The best part about making this cake is eating the frosting off the beaters. It was fun. The second best part was asking my dad and little sister (the Maniac) if they could figure out how to make a heart out of one 8-inch square cake and one 8-inch round cake. They couldn't. Can you? (Answer at the very end.)
We didn't have cake flour. We used 2 1/2 cups of All-Purpose flour and 1/2 cup of cornstarch and sifted them together five times (it took a while).
1-2-3-4 Cake (from Fanny at Chez Panisse)

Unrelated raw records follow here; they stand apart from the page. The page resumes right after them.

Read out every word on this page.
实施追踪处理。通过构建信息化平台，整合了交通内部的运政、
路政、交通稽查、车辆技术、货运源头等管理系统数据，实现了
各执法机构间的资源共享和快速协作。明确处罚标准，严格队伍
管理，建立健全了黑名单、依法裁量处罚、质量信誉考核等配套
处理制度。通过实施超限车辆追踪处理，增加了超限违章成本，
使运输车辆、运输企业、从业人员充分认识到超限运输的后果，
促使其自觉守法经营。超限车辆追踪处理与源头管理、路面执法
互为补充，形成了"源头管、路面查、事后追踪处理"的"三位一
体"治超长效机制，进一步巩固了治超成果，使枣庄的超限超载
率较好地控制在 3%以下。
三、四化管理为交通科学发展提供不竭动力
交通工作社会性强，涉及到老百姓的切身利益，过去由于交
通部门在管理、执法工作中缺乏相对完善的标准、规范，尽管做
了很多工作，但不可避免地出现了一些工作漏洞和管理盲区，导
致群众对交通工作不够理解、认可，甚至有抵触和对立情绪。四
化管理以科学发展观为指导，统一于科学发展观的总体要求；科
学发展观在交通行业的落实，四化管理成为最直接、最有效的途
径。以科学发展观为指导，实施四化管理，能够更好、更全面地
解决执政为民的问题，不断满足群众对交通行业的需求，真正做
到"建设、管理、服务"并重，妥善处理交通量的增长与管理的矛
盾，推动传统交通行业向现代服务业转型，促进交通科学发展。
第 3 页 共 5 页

1 cup unsalted butter (2 sticks) at room temperature
2 cups sugar (I add a pinch more)
3 cups cake flour-- or see note above
4 teaspoons baking powder
1/2 teaspoon salt
4 eggs, separated
1 teaspoon vanilla extract
1 cup milk
Set oven to 350 degrees. Butter and flour an 8 inch round pan and an 8 inch square pan.
Sift the cake flour, and add the baking powder and salt. Stir.
Cut butter into small pieces and put in a large bowl. With a mixer, beat the butter until light and fluffy. Add the sugar and beat until fluffy. This is creaming. Add the egg yolks and beat briefly and then add the vanilla.
Next add the flour and milk in parts. Add about half the flour and lightly stir it in. Pour in half the milk. Sift in the rest of the flour and stir. Then gently mix in the rest of the milk.
Beat egg whites until they make soft peaks. Very gently fold in the stiff egg whites.
Bake for 30-35 minutes. Test with a toothpick; when it comes out clear they're done.
Strawberry Frosting, adapted from The Cake Doctor
1 stick of butter, softened
3/4 cup of strawberries
4 or more cups of confectioner's sugar
Puree the strawberries in a blender. You should have around 1/2 or 2/3 of a cup of strawberry puree.
With a mixer, beat the butter until fluffy. Add the pureed strawberries and beat together.
Add 4 cups of confectioner's sugar. Beat on low and then shift to high and beat for around five minutes. If the frosting is too thick, add a little milk. If it's not stiff enough, add more confectioner's sugar.
Position the square cake so one corner is at the top. Cut the round cake in half and stick it all together like this. Remember to use lots of frosting to cover the cracks.